BACKGROUND: Within the female life cycle, the perimenopause is considered as a critical period for the development of depression. Prevalence rates are particularly high during this phase. Perimenopausal depression is characterized by affective symptoms as well as menopause-specific somatic complaints. Currently, a variety of questionnaires are used to assess mood during the perimenopause. The aim of this review is to determine the instruments employed to assess perimenopausal depression.
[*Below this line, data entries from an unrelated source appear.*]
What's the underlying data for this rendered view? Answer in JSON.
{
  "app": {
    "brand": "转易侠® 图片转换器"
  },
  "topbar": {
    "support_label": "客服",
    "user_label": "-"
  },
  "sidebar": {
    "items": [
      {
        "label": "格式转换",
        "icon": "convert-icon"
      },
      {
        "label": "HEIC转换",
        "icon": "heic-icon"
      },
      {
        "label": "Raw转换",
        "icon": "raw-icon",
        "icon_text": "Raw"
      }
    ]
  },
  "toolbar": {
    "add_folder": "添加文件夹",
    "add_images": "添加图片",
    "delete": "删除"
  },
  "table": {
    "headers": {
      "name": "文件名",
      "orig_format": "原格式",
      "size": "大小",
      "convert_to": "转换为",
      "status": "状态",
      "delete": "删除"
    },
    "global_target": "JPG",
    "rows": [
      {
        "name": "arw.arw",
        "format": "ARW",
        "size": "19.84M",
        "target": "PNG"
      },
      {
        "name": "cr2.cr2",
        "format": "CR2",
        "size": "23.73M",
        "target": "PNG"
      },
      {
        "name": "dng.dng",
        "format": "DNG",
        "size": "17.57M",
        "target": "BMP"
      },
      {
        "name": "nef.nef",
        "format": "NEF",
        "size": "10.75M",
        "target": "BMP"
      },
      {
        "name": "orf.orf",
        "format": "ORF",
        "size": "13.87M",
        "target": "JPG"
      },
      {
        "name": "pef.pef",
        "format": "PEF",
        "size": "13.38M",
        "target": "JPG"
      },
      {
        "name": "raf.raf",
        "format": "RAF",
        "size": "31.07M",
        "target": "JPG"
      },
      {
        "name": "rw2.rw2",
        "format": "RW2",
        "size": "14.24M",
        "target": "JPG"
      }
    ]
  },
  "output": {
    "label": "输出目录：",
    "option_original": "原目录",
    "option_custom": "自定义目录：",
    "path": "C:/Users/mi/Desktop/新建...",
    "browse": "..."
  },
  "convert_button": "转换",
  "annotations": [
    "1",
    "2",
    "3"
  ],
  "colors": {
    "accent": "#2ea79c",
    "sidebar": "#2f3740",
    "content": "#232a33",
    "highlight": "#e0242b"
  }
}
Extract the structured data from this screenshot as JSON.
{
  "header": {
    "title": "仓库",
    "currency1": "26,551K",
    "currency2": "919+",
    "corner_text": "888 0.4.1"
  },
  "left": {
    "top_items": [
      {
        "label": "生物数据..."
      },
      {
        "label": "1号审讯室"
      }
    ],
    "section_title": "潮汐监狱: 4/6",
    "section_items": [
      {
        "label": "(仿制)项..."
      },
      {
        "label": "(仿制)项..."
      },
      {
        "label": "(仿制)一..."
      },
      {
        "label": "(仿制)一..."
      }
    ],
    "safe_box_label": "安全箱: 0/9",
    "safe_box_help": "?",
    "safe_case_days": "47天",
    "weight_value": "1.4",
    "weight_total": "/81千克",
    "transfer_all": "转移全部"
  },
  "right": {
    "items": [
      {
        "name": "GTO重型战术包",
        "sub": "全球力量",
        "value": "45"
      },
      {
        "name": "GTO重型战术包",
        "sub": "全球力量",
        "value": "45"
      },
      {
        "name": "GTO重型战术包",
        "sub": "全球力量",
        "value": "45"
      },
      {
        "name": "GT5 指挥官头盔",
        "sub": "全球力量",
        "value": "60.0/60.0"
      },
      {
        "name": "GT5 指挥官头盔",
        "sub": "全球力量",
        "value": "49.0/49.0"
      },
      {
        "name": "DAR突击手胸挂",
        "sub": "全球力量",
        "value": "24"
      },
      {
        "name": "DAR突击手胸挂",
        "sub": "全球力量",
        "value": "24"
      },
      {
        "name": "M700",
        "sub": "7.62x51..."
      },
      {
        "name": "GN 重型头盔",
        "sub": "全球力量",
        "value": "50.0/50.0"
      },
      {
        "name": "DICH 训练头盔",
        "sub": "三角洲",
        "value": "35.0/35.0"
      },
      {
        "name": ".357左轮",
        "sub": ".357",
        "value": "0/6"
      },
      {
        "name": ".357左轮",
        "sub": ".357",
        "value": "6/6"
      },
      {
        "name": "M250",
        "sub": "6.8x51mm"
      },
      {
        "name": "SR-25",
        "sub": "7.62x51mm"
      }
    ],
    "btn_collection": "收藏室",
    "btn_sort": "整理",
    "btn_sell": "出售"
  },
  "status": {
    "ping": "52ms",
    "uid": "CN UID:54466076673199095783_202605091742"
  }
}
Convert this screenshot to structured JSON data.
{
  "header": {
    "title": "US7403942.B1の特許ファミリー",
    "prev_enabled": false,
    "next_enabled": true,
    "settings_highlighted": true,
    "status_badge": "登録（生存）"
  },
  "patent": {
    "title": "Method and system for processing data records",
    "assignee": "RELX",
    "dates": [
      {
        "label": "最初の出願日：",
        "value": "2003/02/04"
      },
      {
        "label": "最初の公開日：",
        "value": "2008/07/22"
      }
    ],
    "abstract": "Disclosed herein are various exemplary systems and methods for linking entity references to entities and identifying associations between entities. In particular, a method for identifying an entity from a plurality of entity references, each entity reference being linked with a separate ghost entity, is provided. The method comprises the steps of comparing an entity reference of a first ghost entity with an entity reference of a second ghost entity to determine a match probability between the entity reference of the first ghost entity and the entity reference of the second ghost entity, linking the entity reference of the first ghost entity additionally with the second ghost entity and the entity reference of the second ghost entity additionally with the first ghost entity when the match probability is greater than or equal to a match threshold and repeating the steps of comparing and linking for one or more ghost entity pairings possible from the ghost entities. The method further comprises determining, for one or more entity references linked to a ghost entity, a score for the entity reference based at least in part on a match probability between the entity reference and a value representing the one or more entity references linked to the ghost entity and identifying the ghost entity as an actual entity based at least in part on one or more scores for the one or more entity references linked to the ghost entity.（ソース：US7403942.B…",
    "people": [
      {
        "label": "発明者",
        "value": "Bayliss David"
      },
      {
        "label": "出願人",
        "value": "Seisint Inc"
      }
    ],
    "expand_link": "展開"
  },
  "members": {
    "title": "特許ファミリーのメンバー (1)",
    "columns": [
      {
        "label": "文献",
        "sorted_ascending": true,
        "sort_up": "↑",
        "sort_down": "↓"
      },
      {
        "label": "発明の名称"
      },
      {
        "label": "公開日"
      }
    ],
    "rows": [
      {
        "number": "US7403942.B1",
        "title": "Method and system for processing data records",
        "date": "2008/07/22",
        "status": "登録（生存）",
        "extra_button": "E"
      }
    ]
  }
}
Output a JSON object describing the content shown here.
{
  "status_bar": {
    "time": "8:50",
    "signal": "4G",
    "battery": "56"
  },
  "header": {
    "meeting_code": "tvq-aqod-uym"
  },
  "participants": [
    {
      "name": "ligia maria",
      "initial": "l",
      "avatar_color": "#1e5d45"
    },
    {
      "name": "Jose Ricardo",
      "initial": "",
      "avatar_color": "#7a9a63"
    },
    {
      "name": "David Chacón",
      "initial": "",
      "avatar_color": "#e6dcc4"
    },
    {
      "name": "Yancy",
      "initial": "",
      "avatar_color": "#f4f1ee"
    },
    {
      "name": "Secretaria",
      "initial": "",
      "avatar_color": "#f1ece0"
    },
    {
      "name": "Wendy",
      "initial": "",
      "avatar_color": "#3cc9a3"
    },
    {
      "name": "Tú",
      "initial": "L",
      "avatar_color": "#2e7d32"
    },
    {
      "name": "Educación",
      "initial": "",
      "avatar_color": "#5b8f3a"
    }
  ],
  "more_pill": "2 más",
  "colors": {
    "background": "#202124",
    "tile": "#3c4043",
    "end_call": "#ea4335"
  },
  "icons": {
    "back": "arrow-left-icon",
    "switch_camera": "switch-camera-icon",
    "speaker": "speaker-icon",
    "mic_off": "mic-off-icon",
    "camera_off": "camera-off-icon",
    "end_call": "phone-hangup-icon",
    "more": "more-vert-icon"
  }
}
METHODS: We searched the databases PubMed, Cochrane Library and PsycINFO for human studies investigating perimenopausal depression, and subsequently screened for the assessment instruments used to measure mood and menopause. A total of 37 articles were included.
RESULTS: Altogether, 14 different instruments were applied to assess mood during menopause. The CES-D was by far the most frequently used depression scale, appearing in 16 out of the 37 studies. The methods used to identify perimenopausal status and symptoms were inconsistent.
LIMITATIONS: Due to lacking information about data and methodology, a selection bias is conceivable. Additionally, a publication bias is possible. Finally, there is inevitable subjectivity in the screening process of a systematic search.
CONCLUSIONS: The assessment of depression in the menopausal transition is highly heterogeneous, reducing the overall comparability of study results. Furthermore, menopausal complaints are not sufficiently taken into account. Accordingly, the use of a menopause-specific depression scale is highly recommended in order to account for physical and mood-related symptoms in the menopausal transition.